Sidebar: LaCroix Helps Develop New Field
Professor Alison LaCroix, a legal historian, taught the Law School’s first class on law and linguistics over Winter Quarter with Jason Merchant, Professor of Linguistics and Deputy Dean for Languages and Instruction in the University’s Division of the Humanities.
The class, Historical Semantics and Legal Interpretation: Questions and Methods, was a seminar that taught students to use the methodologies of linguistics to gain a better understanding of historical jurisprudence. The meaning of words and phrases change greatly over time; this is a way to analyze those changes in legal contexts, whether in the Constitution, statutes, codes, contracts, or any other source of law.
For example, in the Second Amendment, the words “keep and bear arms” invite many interpretations of meaning. Using linguistics methods and new search technologies, a legal scholar can find uses of that phrase in historical texts and gain an idea of its changing use over time.
This is a new field, and LaCroix and Merchant plan to publish together on the subject. Their class was supported by a grant from the Center of Disciplinary Innovation, part of the University’s Franke Institute for the Humanities.
“It’s very exciting, because it feels like something that could have a real impact on how judges decide cases,” LaCroix said. “It has really enormous applications across all fields of law, to tell us something that is the real goal of legal practice and legal scholarship: what do legal words and phrases mean, and how do we know?”
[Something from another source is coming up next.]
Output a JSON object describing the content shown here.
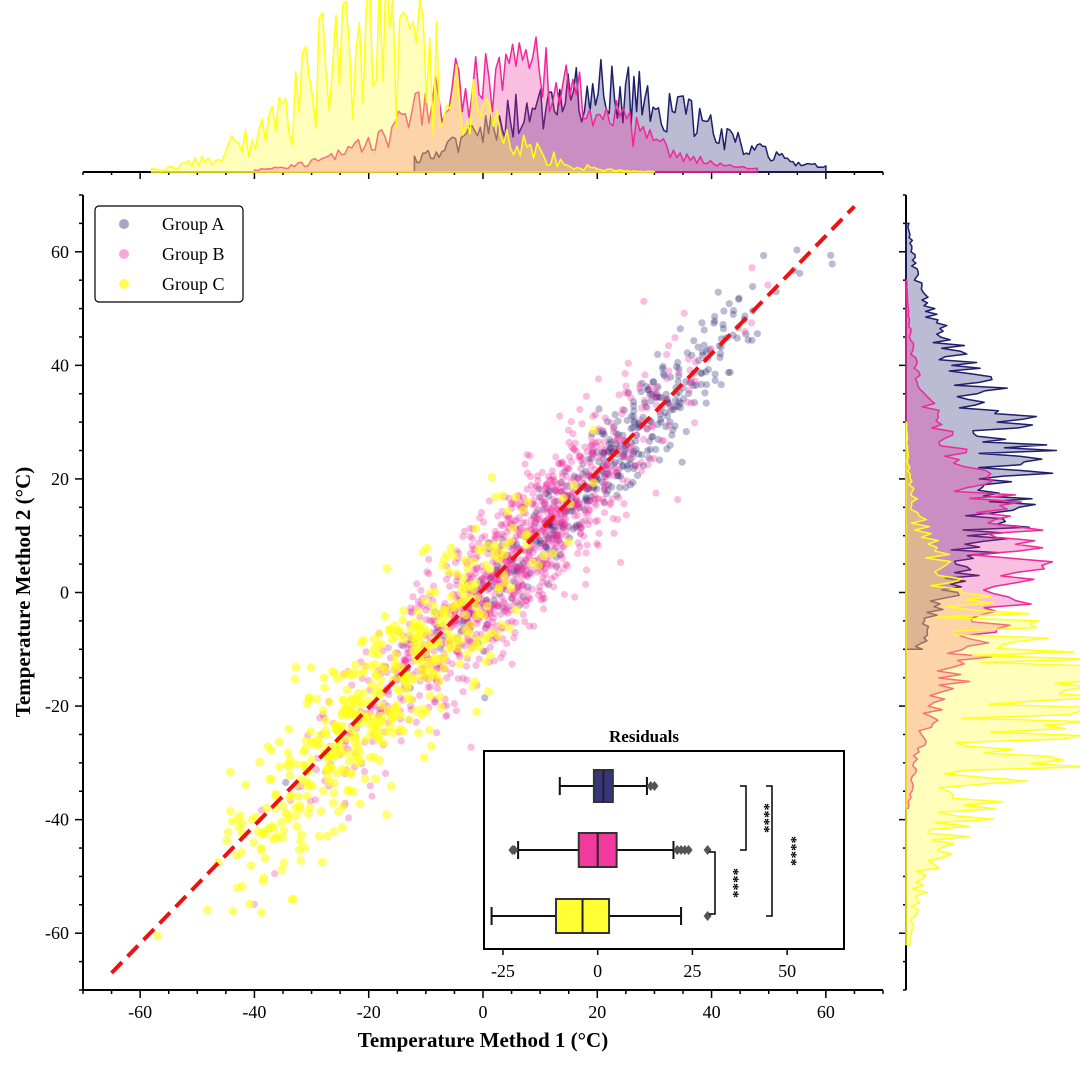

Merchant, who studies the interface between syntax and semantics, said the course combines their respective areas of expertise: LaCroix is an expert in the legal texts and their ambiguities, while he knows the technology and methodologies of linguistics, which takes a mathematical approach to analyzing language. Most of the students in the class were linguistics students, though a few law students did participate.
“It’s great to work with an expert on early American federalism and constitutional law like Alison, and even more fun to coteach with her,” Merchant said.